Il comandamento dell'amore non impone una morale fatta di regole, ma rivela il mistero di una umanità, una carne - cardine della salvezza - che appartiene a Dio.

Gesù non ha amato Dio perché era un comandamento, una legge o un obbligo, ma lo ha amato come risposta alla Sua  paternità, bontà, tenerezza ...

Ora il Vangelo non vuole esprime un enunciato ideale, ma attraverso Gesù, in forza del suo stile di vita, ci dice come lui ha amato.

Il Vangelo mi chiede oggi come io amo Dio, come oggi io amo il mio prossimo, i miei fratelli, le persone che Dio mi ha affidato.

Occorre che ci misuriamo sull'amore nella prossimità; nell'amore umano a partire dagli amici, per arrivare a vedere in loro il volto di ogni uomo! Questa è fratellanza, questo è amare nella tensione di: "tutti sono fratelli".

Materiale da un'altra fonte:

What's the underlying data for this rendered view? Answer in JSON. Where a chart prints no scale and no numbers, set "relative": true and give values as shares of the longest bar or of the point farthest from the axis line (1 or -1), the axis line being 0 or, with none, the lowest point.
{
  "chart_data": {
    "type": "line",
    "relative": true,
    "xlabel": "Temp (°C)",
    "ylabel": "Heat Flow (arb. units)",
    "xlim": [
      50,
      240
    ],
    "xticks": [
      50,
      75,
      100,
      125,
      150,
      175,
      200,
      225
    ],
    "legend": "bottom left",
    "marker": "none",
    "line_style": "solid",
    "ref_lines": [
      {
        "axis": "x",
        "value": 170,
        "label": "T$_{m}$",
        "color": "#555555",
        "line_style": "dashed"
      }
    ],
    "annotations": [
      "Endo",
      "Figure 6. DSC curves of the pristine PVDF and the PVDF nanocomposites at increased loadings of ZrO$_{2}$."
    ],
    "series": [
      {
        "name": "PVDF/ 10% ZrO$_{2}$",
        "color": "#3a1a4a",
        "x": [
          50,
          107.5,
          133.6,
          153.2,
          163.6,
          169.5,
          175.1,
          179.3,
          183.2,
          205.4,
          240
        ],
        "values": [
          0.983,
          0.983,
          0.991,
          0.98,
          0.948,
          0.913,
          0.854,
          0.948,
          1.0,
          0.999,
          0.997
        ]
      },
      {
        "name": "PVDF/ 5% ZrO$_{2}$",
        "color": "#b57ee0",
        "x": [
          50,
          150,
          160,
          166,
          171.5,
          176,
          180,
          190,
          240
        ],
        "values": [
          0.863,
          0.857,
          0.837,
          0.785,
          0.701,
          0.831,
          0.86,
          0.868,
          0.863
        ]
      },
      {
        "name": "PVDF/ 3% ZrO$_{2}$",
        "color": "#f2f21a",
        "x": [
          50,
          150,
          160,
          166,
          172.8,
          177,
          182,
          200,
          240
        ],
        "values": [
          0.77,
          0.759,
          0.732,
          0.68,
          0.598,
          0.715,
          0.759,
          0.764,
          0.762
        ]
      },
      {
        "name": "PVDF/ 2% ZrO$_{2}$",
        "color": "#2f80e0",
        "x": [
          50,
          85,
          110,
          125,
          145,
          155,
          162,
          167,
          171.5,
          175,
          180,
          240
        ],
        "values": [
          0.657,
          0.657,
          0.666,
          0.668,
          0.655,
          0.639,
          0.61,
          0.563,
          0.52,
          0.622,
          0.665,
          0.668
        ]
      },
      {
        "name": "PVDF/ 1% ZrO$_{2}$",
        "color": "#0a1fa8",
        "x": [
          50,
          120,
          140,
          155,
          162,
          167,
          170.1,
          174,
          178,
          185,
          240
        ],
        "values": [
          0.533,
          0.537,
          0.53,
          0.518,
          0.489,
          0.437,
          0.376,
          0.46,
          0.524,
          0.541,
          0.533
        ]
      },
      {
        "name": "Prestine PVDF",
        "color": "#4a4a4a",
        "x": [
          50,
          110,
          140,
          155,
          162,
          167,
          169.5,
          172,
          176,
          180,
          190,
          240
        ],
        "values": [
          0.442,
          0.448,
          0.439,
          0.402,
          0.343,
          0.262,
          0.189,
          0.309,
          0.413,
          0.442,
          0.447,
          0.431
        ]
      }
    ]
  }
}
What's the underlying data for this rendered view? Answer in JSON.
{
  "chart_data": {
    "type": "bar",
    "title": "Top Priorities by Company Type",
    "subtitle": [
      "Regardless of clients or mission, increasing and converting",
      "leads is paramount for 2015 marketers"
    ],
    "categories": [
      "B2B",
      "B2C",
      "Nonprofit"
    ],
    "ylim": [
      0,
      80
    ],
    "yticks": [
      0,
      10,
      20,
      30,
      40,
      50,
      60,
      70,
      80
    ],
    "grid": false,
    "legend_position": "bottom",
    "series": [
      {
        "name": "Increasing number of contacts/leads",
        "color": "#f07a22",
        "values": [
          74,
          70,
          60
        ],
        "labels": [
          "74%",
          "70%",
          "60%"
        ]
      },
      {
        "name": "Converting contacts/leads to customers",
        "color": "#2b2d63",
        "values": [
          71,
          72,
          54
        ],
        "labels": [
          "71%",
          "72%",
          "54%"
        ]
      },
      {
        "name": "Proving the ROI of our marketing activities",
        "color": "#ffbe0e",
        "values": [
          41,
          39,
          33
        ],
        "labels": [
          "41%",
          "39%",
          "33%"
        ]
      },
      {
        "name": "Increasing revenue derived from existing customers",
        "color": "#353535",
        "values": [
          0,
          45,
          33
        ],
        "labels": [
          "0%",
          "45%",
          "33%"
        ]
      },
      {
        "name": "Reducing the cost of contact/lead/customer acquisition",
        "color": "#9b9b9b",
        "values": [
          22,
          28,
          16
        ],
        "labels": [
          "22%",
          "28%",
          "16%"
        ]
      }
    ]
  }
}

"Ama il prossimo come te stesso", assume una particolare densità, se penso quale è stato il modo in cui lo ha fatto Gesù: "non c'è amore più grande di questo, dare la vita per i propri amici".

Allora amare, con verità permette anche di non fraintendere nemmeno le ultime riflessioni e i pensieri del Papa. 

È scandaloso che nella Chiesa, uomini e donne non sentano la fratellanza come condizione di esistenza, ed è ancora più scandaloso che ci siano anche Vescovi che non sentano la paternità per ogni uomo come condizione del loro essere pastori.

È inumano poter insinuare il germe della divisione e della paura dell'altro. Snaturare e sfregiare l'idea del fratello e della fratellanza, quando questa ha nella legge di Dio le proprie fondamenta.

È ipocrita voler gettare discredito sul vicario di Cristo quando questo serve solo ad alimentare i propri fini e le proprie trame di potere dentro la Chiesa; o a nascondere ciò di cui ci si deve vergognare.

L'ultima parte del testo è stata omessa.